Olay yerinde yapılan incelemeler sonucunda, 'binanın taşıyıcı sisteminde hatalı ve eksik malzeme kullanıldığı, işçiliğin yetersiz olduğu' bilirkişi tespit raporuyla ortaya çıktı. Binanın müteahhitleri hakkında kamu davası açıldı ancak sanıklar aramalara rağmen bulunamadı. Ardından zaman aşımı süresinin dolduğu gerekçesiyle kamu davası ortadan kaldırıldı.
ZARARININ KARŞILANMASI İÇİN DAVA AÇTI
Açılan davada 2 yıl bina müteahhitlerinin açık adreslerinin tespiti ve gerekli tebligatların yapılması için çalışıldı. Süreçte, davalı belediye de görev itirazında bulunarak, davaya idare mahkemesinin bakacağını öne sürdü.
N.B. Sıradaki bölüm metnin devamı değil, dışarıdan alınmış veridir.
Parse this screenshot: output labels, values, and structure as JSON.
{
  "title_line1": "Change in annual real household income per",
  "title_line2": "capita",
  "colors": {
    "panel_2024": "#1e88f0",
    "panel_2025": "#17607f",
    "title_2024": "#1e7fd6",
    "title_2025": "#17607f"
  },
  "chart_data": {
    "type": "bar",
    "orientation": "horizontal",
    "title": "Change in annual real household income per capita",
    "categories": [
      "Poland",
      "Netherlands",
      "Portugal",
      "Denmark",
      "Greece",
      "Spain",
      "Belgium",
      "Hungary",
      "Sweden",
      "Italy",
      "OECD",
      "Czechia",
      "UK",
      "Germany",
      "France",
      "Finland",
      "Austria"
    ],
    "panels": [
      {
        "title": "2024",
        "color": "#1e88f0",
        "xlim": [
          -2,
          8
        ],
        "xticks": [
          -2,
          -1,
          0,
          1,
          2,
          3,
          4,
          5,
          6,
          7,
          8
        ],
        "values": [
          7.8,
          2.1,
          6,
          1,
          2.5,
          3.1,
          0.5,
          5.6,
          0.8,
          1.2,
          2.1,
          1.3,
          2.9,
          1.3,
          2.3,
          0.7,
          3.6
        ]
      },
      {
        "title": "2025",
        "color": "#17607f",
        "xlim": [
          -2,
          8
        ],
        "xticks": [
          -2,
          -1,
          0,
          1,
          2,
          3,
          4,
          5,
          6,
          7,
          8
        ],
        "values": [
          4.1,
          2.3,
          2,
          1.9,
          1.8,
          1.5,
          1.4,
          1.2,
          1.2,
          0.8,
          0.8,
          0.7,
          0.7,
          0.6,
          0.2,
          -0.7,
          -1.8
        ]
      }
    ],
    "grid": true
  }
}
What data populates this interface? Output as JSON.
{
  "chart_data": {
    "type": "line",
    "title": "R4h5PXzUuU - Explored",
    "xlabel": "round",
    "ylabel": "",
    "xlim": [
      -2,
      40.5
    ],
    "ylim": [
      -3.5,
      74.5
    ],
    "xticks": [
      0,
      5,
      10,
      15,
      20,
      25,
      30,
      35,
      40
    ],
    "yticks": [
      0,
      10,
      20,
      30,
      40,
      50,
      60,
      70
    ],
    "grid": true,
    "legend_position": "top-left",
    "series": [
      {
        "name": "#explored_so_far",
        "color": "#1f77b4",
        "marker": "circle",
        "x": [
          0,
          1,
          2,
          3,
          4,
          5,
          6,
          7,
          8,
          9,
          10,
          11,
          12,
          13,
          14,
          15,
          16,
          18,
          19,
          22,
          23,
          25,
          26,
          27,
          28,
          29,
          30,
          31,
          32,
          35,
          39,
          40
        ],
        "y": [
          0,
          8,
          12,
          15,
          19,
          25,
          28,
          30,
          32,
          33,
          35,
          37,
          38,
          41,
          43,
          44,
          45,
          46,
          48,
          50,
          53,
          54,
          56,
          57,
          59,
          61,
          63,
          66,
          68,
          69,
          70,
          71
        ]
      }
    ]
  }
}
Dava sürecinde 2003'te bilirkişiye keşif yaptırılması kararı verildi. Gelen keşif raporunda, binanın projesiz, ruhsatsız ve kaçak inşa edildiği, taşıyıcı sistemde hatalı ve eksik malzeme kullanıldığı tespit edildi.
Ancak Mahkeme, 9 Eylül 2003'teki duruşmada, müteahhitler hakkında açılan kamu davasının bekletici mesele yapılmasını, destekten yoksun kalma tazminatı için ayrıca bilirkişi incelemesi yapılmasına karar verdi.
ADLİ TIP RAPORU BEKLENDİ
Belediyeye karşı açılan dava yönünden verilen görevsizlik kararı, başvurucuya 2015'te tebliğ edildi. Ömür Kınay da tebliğin ardından Anayasa Mahkemesi'ne bireysel başvuruda bulundu. Bireysel başvuruda bulunulmasının ardından, yargılamaya devam eden yerel mahkeme, başvurucuya 25 bin lira manevi tazminat ödenmesine hükmetti, maddi tazminata ilişkin talepleri ise reddetti. Davanın temyiz incelemesinin Yargıtay'da sürdüğü anlaşıldı.
Belediye hakkında açılan ve ayrılan davanın ise İstanbul 2. İdare Mahkemesi'nde karara bağlandığı, yapılan itirazların ve temyiz sürecinin ardından dosyanın halen idare mahkemesinde açık olduğu belirtildi.
AYM: YAŞAM HAKKININ İHLALİ VAR
Tüm hukuki süreçleri değerlendiren Anayasa Mahkemesi, davada, makul özen ve hızda hareket edilmediği kanaatine vararak, Kınay'ın, yaşam hakkının usul boyutunun ihlal edildiğine karar verdi. Anayasa Mahkemesi, ihlal tespitiyle giderilemeyecek manevi zararları karşılığında Kınay'a 27 bin lira manevi tazminat ödenmesine hükmetti.